Terremoto L’Aquila: card. Petrocchi (arcivescovo), “la comune tragedia, affrontata insieme, ha stretto, con nodi inscindibili, il mutuo senso di appartenenza”

“Questa liturgia, in cui commemoriamo le vittime del sisma del 6 aprile 2009, non è dominata da una mestizia reclinata su sé stessa, ma è avvolta dalla luce e dalla grazia della Pasqua”. Lo ha sottolineato, ieri sera, il card. Giuseppe Petrocchi, arcivescovo di L’Aquila, durante la messa in suffragio delle 309 vittime del terremoto del 6 aprile 2009, nella chiesa di di Santa Maria del Suffragio.
Oggi, ha aggiunto, “siamo esortati” non solo a “ricordare” quei “drammatici momenti del 6 aprile 2009”, ma a “farne memoria”, “vivendoli come comunità ecclesiale e civile”.
Ricordando che “popolo” significa “riconoscersi ed operare come comunità caratterizzata dalla stessa ‘identità’ – storica, culturale e sociale – così come sentirsi corresponsabili e protagonisti nell’affrontare sfide collettive, come anche nel costruire prospettive future che riguardano tutti e ciascuno”, il cardinale ha evidenziato: “Il dramma del terremoto ha reso ancora più ‘popolo’ la gente aquilana: la comune tragedia, affrontata ‘insieme’, ha stretto, con nodi inscindibili, il mutuo senso di appartenenza”. Un altro fattore, che “crea legami costitutivi”, è “la determinazione collettiva nel reagire alle emergenze e la volontà perseverante di ricostruire”.
Il porporato ha pure evidenziato che “la matrice cristiana della sua cultura e la configurazione ‘montanara’ (cioè tenace e vigorosamente reattiva) ha spinto sempre il popolo aquilano ad affrontare le difficoltà, anche devastanti, con la ferma speranza che, dichiarando guerra alla morte (in tutte le sue forme) e mobilitandosi a favore della vita, con l’aiuto di Dio si sarebbero attivati processi vincenti di risurrezione”.
Il card. Petrocchi si è detto “persuaso che se si venisse fatta un’analisi del Dna del popolo aquilano si ritroverebbero – tra i cromosomi identitari – la ‘resilienza al sisma’: questi fattori ‘strutturali’ suscitano ‘anticorpi caratteriali’ che neutralizzano i virus della disgregazione sociale e sconfiggono la sindrome della disfatta”.
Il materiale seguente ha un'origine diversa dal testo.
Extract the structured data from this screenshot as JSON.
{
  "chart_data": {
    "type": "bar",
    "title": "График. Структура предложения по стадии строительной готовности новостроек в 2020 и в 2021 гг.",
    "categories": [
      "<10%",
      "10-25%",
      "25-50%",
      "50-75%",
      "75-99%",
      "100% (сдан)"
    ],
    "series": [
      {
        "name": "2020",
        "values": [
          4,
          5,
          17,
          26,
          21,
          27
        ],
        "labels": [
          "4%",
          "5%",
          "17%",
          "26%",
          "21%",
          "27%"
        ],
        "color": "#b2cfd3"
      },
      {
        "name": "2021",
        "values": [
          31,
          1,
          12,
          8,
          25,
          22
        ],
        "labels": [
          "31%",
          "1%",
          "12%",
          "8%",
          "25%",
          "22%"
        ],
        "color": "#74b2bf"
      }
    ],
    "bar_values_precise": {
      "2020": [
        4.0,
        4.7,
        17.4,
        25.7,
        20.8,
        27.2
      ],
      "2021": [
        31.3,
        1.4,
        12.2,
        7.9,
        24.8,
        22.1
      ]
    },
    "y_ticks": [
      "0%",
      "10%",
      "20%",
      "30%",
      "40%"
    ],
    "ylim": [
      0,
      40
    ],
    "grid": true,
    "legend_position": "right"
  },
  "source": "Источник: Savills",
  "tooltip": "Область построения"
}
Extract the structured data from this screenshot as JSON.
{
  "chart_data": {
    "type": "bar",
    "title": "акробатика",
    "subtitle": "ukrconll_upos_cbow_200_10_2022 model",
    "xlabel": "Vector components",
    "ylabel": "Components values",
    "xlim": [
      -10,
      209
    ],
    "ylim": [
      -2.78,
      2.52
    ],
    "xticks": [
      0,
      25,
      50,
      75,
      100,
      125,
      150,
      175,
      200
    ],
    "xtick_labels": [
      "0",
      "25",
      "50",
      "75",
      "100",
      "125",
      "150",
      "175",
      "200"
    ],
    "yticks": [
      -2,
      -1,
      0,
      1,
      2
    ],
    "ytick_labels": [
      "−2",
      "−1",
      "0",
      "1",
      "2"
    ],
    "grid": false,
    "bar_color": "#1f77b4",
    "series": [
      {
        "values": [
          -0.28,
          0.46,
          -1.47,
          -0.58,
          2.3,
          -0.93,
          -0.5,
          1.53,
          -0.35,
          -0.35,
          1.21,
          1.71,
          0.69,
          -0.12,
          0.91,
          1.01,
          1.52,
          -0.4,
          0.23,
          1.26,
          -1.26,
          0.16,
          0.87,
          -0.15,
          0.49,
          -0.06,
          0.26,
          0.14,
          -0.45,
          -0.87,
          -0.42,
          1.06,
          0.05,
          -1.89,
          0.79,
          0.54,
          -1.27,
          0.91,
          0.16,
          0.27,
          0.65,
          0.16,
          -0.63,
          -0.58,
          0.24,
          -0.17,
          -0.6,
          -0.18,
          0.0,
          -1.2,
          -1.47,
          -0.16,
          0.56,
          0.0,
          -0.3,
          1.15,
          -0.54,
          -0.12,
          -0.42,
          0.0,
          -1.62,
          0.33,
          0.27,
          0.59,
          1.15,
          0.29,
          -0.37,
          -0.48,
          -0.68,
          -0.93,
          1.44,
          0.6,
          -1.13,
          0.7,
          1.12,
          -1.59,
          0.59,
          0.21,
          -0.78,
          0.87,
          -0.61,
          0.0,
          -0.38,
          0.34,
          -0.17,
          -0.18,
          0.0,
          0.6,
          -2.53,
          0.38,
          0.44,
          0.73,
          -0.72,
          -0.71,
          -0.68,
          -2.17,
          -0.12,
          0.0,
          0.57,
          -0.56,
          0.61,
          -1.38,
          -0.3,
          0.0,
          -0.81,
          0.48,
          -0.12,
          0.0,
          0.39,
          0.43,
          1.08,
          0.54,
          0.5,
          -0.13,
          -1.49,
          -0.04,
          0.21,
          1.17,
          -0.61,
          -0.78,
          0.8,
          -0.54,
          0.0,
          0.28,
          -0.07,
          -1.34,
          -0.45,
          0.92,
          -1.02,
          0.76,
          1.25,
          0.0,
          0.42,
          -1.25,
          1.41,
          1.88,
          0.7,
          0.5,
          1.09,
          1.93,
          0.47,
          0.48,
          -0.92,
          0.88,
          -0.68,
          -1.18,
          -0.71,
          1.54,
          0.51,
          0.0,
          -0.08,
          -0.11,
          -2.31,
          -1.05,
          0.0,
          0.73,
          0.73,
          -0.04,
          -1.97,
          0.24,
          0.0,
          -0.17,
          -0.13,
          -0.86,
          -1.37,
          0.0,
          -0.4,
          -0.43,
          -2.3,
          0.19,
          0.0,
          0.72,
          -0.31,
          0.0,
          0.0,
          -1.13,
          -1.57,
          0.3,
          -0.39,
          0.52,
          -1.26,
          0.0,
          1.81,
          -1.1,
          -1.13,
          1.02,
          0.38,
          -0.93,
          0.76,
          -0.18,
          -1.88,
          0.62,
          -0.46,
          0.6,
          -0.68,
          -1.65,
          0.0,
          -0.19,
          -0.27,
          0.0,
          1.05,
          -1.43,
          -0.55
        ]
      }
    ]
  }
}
Altro “gene” identitario è la “tenacia del ripartire”, che “si rende visibile nella spinta perseverante alla ricostruzione. Dal ‘gene’ della ripartenza, sempre e a qualunque costo, si sviluppa il ‘genio’ del reinventarsi, pure davanti alle macerie, una esistenza non solo ‘ri-adattata’, ma ‘re-inventata’ e di ‘nuovo conio'”. Per tali motivazioni, ha osservato l’arcivescovo, “la commemorazione, che stiamo celebrando, non riguarda solo i familiari delle vittime e la rete degli amici: è un evento di popolo!”.